いつも通り反対側にはシルヴィア。その隣にヨンド、エンブリオと続く。そこで俺は当初の目的を思い出した。
俺は無言で立ち上がると、ヨンドのところまで行き、席を変わってもらう。酒も無くなったので、ついでに注文をしておいた。
「……情報か?」
席につく俺を見てエンブリオが呟いた。
「さすが、話が早い。ここは俺たちが持つ。代わりにと言っちゃなんだが、問題ない範囲で教えてくれるとありがたい」
「既にめぼしい情報はギルドに売った。俺たちが分かる範囲でなら答えてやろう」
注文した酒がやって来る。俺が酒を勧めると、エンブリオは黙って受けとった。
「それで、アンタたちはどこまで潜ったんだ?」
「五日間だ……そうだな、あくまで主観でしか無いが」
一度話を切り、エンブリオは酒を煽る。
「……ガーディアンと多数接触した事を鑑みると、迷わず最短を歩いて二日。多分そこが奥部だろう」
俺は天井を見上げ、頭の中で考える。二日か、戻ることを考えても四日。一日、捜索や戦闘に費やすとして五日か。
「女王は発見したのか?」
「いや、残念ながら見つけていない。発見したらそれなりの報酬があったのだがな」
俺は頭を掻く。確か女王発見の報酬は金貨100枚だったっけか。それでそれなりとはさすがと言うべきか。

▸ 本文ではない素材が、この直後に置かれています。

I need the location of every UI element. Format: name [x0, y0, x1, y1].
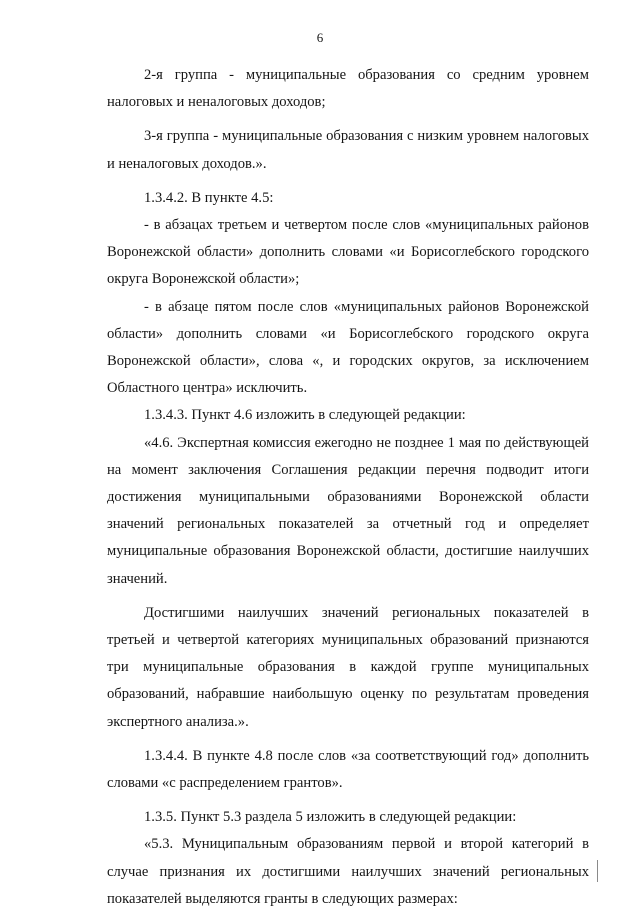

「距離がわかっただけでもありがたい。食料を持ち込む目安になる」
ああ、とエンブリオは手を挙げる。
「聞いてくれよエンブリオよぉ。大体よぉ、俺はいつもそうなんだ。なんで――」
フゥがエンブリオにくだを巻き始めた。どうやらマルシアが潰れたらしい。注文した食事も平らげたし、そろそろ頃合いだろう。
俺は目配せをすると二人以外の全員が頷き、黙って立ち上がった。
会計を終え、俺たちは各々食堂を出る。フゥはエンブリオの肩を借りて何やら言っている。
「……お互い大変だな」
寝込んだマルシアを背負っている俺に、エンブリオが声をかけてきた。
「……ああ」
なんだかエンブリオと少しだけ分かり合えた気がする。